Par Fabrice Nicolino, journaliste, et François Veillerette, ancien président de Greenpeace France publié dans Humanité.fr [ 10/03/07 ].
L’industrie des produits phyto-sanitaires est-elle convenablement contrôlée ?
Qu’aurait pensé Jaurès d’une telle situation ? Nous ne vous posons pas la question par hasard : au moment même où le fondateur de l’Humanité mourait sous les balles de Raoul Villain, en septembre 1914, un certain Jean Feytaud achevait un étrange travail. Installé pendant l’été dans le vignoble d’Oléron, ce grand agronome tentait d’éradiquer un redoutable ravageur, l’otiorynque de la vigne. Un insupportable insecte.
Tel est le début de l’histoire terrible et fascinante des pesticides en France. Peinant depuis toujours à protéger les récoltes, les hommes se jettent en 1945, sans seulement réfléchir, sur les nouvelles molécules créées par la chimie moderne pendant la Seconde Guerre mondiale. Miracle ! Le DDT et bien d’autres pesticides deviennent en quelques années d’indispensables auxiliaires de l’agriculture, dans un pays qui connaîtra jusqu’en 1949 les tickets de rationnement et les soupes aux rutabagas.
Le problème, qui deviendra un drame, c’est que ces produits se révèlent dangereux, toxiques à des doses dérisoires, et beaucoup plus stables qu’on ne l’avait pensé au départ. Ils s’accumulent donc peu à peu, fatalement, dans l’eau, le sol, l’air, puis dans les aliments les plus ordinaires et en bout de course dans les tissus vivants de tous les êtres vivants, dont certains s’appellent, ne l’oublions pas, des humains.
Et que fait pendant ce temps l’industrie ? Vous vous en doutez un peu, vous qui lisez ce journal : elle crée un formidable lobby. Pas question pour elle de voir diminuer ses chiffres d’affaires et ses bénéfices. C’est alors que l’histoire dérape, exactement comme pour le tabac ou l’amiante. Imaginé dès 1945 par le génial Fernand Willaume - un ingénieur agronome -, le lobby des pesticides prend discrètement le pouvoir, tous les pouvoirs. Les hommes de l’industrie, souvent transnationale, entortillent dans des structures - paratotalitaires des dupes, des obligés, des profiteurs. Des scientifiques, de très hauts fonctionnaires de la République, des chambres d’agriculture, des techniciens de toutes sortes. L’INRA, le grand Institut national de la - recherche agronomique par exemple, fera pendant des décennies la promotion des nouveaux herbicides, pour la raison que certains de ses plus hauts responsables copinent avec les réseaux de l’industrie.

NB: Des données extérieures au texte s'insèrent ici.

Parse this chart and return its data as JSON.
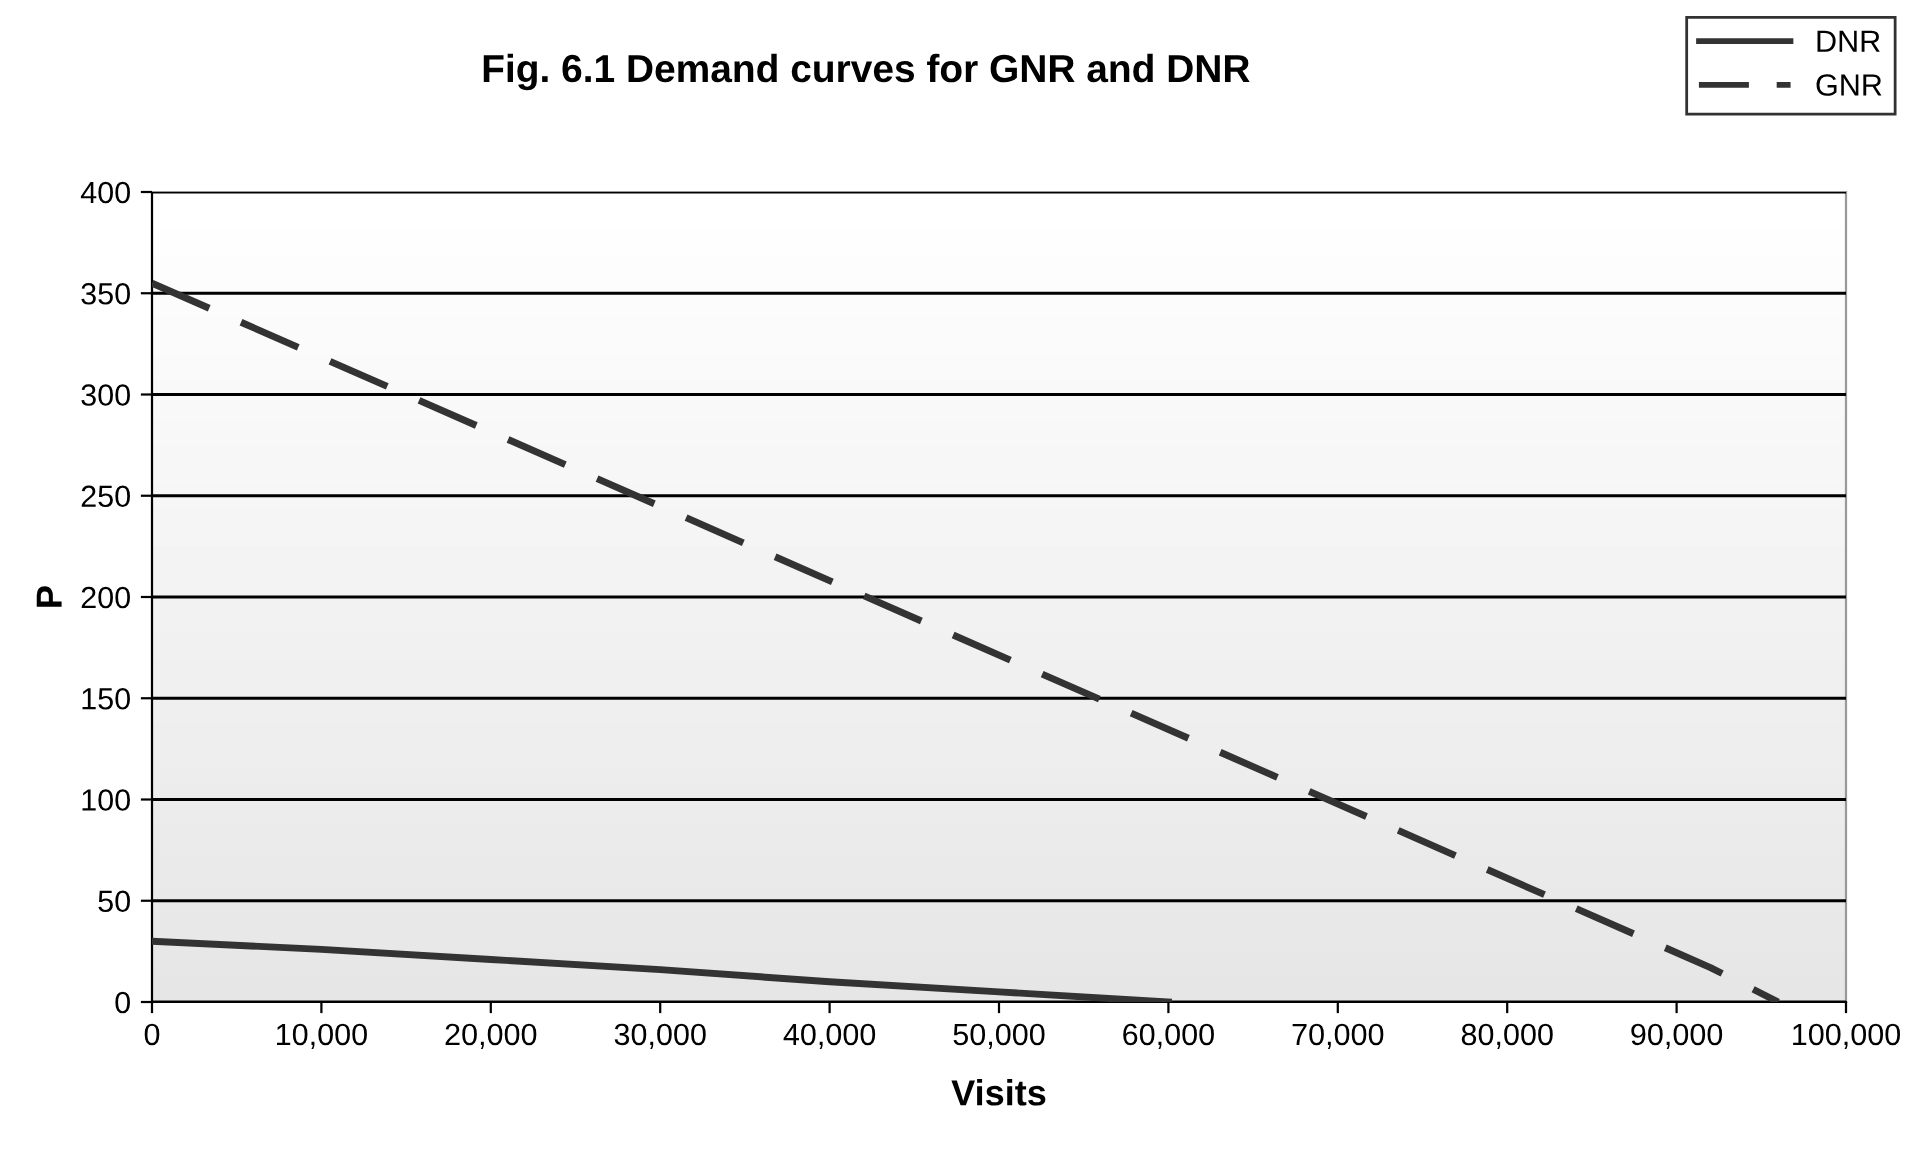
{
  "chart_data": {
    "type": "line",
    "title": "Fig. 6.1 Demand curves for GNR and DNR",
    "xlabel": "Visits",
    "ylabel": "P",
    "xlim": [
      0,
      100000
    ],
    "ylim": [
      0,
      400
    ],
    "xticks": [
      {
        "value": 0,
        "label": "0"
      },
      {
        "value": 10000,
        "label": "10,000"
      },
      {
        "value": 20000,
        "label": "20,000"
      },
      {
        "value": 30000,
        "label": "30,000"
      },
      {
        "value": 40000,
        "label": "40,000"
      },
      {
        "value": 50000,
        "label": "50,000"
      },
      {
        "value": 60000,
        "label": "60,000"
      },
      {
        "value": 70000,
        "label": "70,000"
      },
      {
        "value": 80000,
        "label": "80,000"
      },
      {
        "value": 90000,
        "label": "90,000"
      },
      {
        "value": 100000,
        "label": "100,000"
      }
    ],
    "yticks": [
      0,
      50,
      100,
      150,
      200,
      250,
      300,
      350,
      400
    ],
    "grid": "y",
    "legend": "top right",
    "marker": "none",
    "series": [
      {
        "name": "DNR",
        "color": "#333333",
        "line_style": "solid",
        "x": [
          0,
          10000,
          20000,
          30000,
          40000,
          50000,
          60000
        ],
        "values": [
          30,
          26,
          21,
          16,
          10,
          5,
          0
        ]
      },
      {
        "name": "GNR",
        "color": "#333333",
        "line_style": "dashed",
        "x": [
          0,
          92000,
          96000
        ],
        "values": [
          355,
          17,
          0
        ]
      }
    ]
  }
}
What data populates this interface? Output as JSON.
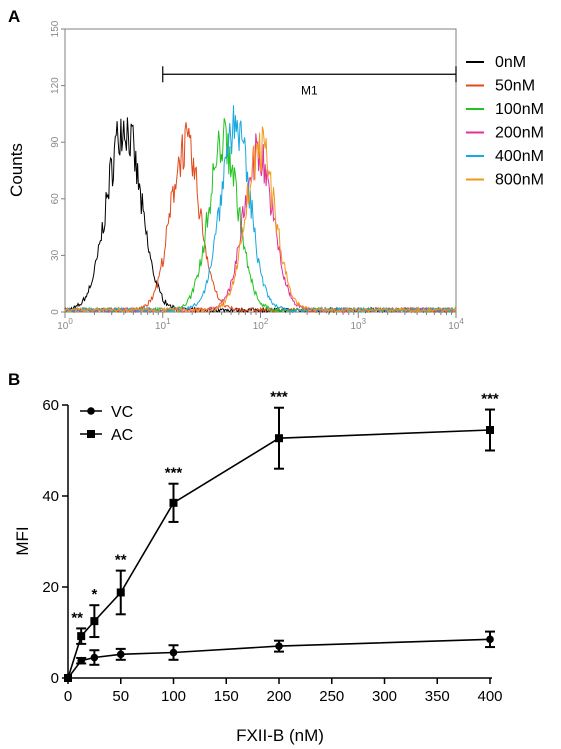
{
  "chart_data": [
    {
      "panel": "A",
      "type": "line",
      "ylabel": "Counts",
      "xscale": "log",
      "xlim": [
        1,
        10000
      ],
      "ylim": [
        0,
        150
      ],
      "yticks": [
        "0",
        "30",
        "60",
        "90",
        "120",
        "150"
      ],
      "xticks": [
        {
          "base": "10",
          "exp": "0"
        },
        {
          "base": "10",
          "exp": "1"
        },
        {
          "base": "10",
          "exp": "2"
        },
        {
          "base": "10",
          "exp": "3"
        },
        {
          "base": "10",
          "exp": "4"
        }
      ],
      "marker": {
        "label": "M1",
        "from": 10,
        "to": 10000,
        "y": 126
      },
      "series": [
        {
          "name": "0nM",
          "color": "#000000",
          "peak_x": 4,
          "peak_y": 98,
          "width": 0.17
        },
        {
          "name": "50nM",
          "color": "#e04a1a",
          "peak_x": 17,
          "peak_y": 87,
          "width": 0.15
        },
        {
          "name": "100nM",
          "color": "#22c322",
          "peak_x": 42,
          "peak_y": 90,
          "width": 0.15
        },
        {
          "name": "200nM",
          "color": "#e0309a",
          "peak_x": 95,
          "peak_y": 83,
          "width": 0.15
        },
        {
          "name": "400nM",
          "color": "#1aa8e0",
          "peak_x": 55,
          "peak_y": 98,
          "width": 0.15
        },
        {
          "name": "800nM",
          "color": "#f2961e",
          "peak_x": 100,
          "peak_y": 86,
          "width": 0.15
        }
      ]
    },
    {
      "panel": "B",
      "type": "line",
      "xlabel": "FXII-B (nM)",
      "ylabel": "MFI",
      "xlim": [
        0,
        400
      ],
      "ylim": [
        0,
        60
      ],
      "xticks": [
        "0",
        "50",
        "100",
        "150",
        "200",
        "250",
        "300",
        "350",
        "400"
      ],
      "yticks": [
        "0",
        "20",
        "40",
        "60"
      ],
      "series": [
        {
          "name": "VC",
          "marker": "circle",
          "x": [
            0,
            12.5,
            25,
            50,
            100,
            200,
            400
          ],
          "y": [
            0,
            3.8,
            4.5,
            5.2,
            5.6,
            7.0,
            8.5
          ],
          "err": [
            0,
            0.6,
            1.6,
            1.2,
            1.6,
            1.2,
            1.7
          ]
        },
        {
          "name": "AC",
          "marker": "square",
          "x": [
            0,
            12.5,
            25,
            50,
            100,
            200,
            400
          ],
          "y": [
            0,
            9.2,
            12.5,
            18.8,
            38.5,
            52.7,
            54.5
          ],
          "err": [
            0,
            1.7,
            3.5,
            4.8,
            4.2,
            6.7,
            4.5
          ]
        }
      ],
      "annotations": [
        {
          "x": 12.5,
          "text": "**"
        },
        {
          "x": 25,
          "text": "*"
        },
        {
          "x": 50,
          "text": "**"
        },
        {
          "x": 100,
          "text": "***"
        },
        {
          "x": 200,
          "text": "***"
        },
        {
          "x": 400,
          "text": "***"
        }
      ]
    }
  ]
}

Cette histoire n’est pas celle d’un complot. Elle raconte simplement ce qui se passe, dans une société complexe, quand un secteur échappe à tout contrôle social. Quand les choses se mettent à déraper parce que les contre-pouvoirs n’ont pas fonctionné. Le scandale des pesticides est retentissant, car il nous concerne tous. L’eau de pluie, même dans les villes, la rosée du matin, les rivières, le pain, les pommes contiennent des résidus de pesticides. Et les malades ne sont pas loin derrière, malgré les dénégations de tous ceux qui ont intérêt au silence.
Les cancers, les maladies neurologiques, les désordres hormonaux, l’infertilité, les malformations des foetus augmentent sans cesse. Certes, les pesticides ne sont pas coupables de tout, il s’en faut. Mais des centaines d’études internationales concordantes démontrent des liens entre l’exposition à certaines de ces molécules et quelques-unes de ces terribles affections.
Nous avons écrit un livre, qui donne des noms, cite des organismes, pointe quantité de connivences (*). C’est un peu comme si nous vous parlions de l’amiante il y a vingt ans. En 1987, les industriels avaient inventé la fable de « l’usage contrôlé » de l’amiante, grâce à quoi ils ont pu vendre leur poison jusqu’en 1997. Nous en sommes à ce point précis à propos des pesticides. D’ailleurs, l’industrie des pesticides, comme nous l’établissons, a employé pour sa com’ Marcel Valtat, l’homme de la désinformation sur le dossier de l’amiante. Les faits, les preuves, les noms sont sur la table : à vous, à nous tous de changer l’ordre des choses. De vous à vous, Jaurès n’aurait pas beaucoup aimé les pesticides.
(*) Pesticides : révélations sur un scandale français, Fayard, 2007.